Но я, к несчастью, не любил Петухова
5
С момента моего нравственного падения с высоты тридцати сантиметров на дне рождения Асланова до той минуты, когда я обрушил свою внезапную любовь на Елену, чудесно, словно из радужной пены похмелий, появившуюся вдруг в общаге, прошло около недели, во всяком случае, ненамного больше. Однако за это время произошло невероятное количество событий и происшествий.
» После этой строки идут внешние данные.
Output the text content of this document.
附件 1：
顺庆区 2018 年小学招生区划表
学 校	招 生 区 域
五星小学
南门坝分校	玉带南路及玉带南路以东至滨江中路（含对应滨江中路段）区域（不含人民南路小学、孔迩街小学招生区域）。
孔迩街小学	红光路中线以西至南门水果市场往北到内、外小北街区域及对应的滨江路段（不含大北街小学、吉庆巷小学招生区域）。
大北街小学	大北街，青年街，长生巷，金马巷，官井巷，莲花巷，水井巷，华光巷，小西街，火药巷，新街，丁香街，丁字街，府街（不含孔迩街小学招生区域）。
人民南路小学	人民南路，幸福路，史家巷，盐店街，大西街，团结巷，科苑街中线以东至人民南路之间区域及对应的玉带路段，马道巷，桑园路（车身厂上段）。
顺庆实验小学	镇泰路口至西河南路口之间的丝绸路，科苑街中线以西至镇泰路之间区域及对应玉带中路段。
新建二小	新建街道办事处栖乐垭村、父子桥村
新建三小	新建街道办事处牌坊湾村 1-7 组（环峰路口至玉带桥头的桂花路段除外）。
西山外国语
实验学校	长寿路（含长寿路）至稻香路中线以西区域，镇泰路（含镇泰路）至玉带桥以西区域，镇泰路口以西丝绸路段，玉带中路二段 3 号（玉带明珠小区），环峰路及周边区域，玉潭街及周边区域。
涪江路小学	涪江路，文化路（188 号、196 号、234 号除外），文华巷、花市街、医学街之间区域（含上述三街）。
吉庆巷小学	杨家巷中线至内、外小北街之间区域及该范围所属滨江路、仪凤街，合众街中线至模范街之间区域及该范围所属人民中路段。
Если выстроить их по степени важности, то на первом месте, конечно же, будет моё роковое переселение в общагу, в комнату (поначалу) Ромы и Серёжи Деникина. Затем — следует разгром моего рассказа, несколько почему-то для меня неожиданный, несмотря на то, что я хорошо знал литинститутский обычай никогда ничего безоговорочно не хвалить. Третье по важности место по праву занимает молниеносный, незавершённый и въевшийся в сердце именно из-за своей незавершённости роман с Асей Дубельт…
Кроме этого, я сделал визит Любовь Николаевне, явившись к ней с цветами, прямоугольным джином, свиной шейкой, запечённой в фольге (в точности такой, какую мы с Любой покупали в августе в соседнем кафе), и лысым Ромой, мгновенно затмившим меня своим фонтанирующим остроумием. За тот вечер, что мы провели у неё, Люба совсем сорвала себе голос, — громко и непрерывно смеясь всему, что бы ни сказал Рома, причём делая это с выражением какого-то радостного облегчения, как человек, долгое время мучительно пытавшийся найти или вспомнить какую-нибудь очень нужную вещь и вдруг, наконец, её нашедший или вспомнивший. Мы остались на ночь. Рома спал на нежно-зелёном диване, я — в алькове, из которого меня тем не менее вытолкали утром, требуя, чтобы я сходил за пивом. И совершенно так же, как когда-то я шёл с Кухмистером, Рома хотел идти со мной, чтобы поддержать меня морально, но я отказался и отправился в пивную в одиночестве, а вернувшись оттуда и похмелясь, ушёл на поиски своей трудовой книжки. Рома вернулся в общежитие дня через три. Безволосое лицо его нехорошо зеленело, и он всё время напевал песенку: “Позвони мне, позвони… телефон моз-га!”. Этот “телефон мозга” тоже, кстати, был навеян Роме “Наутилусом”, необыкновенно в тот сезон популярным, у которого в одной из песен были слова “мать учит наизусть телефон морр-га”.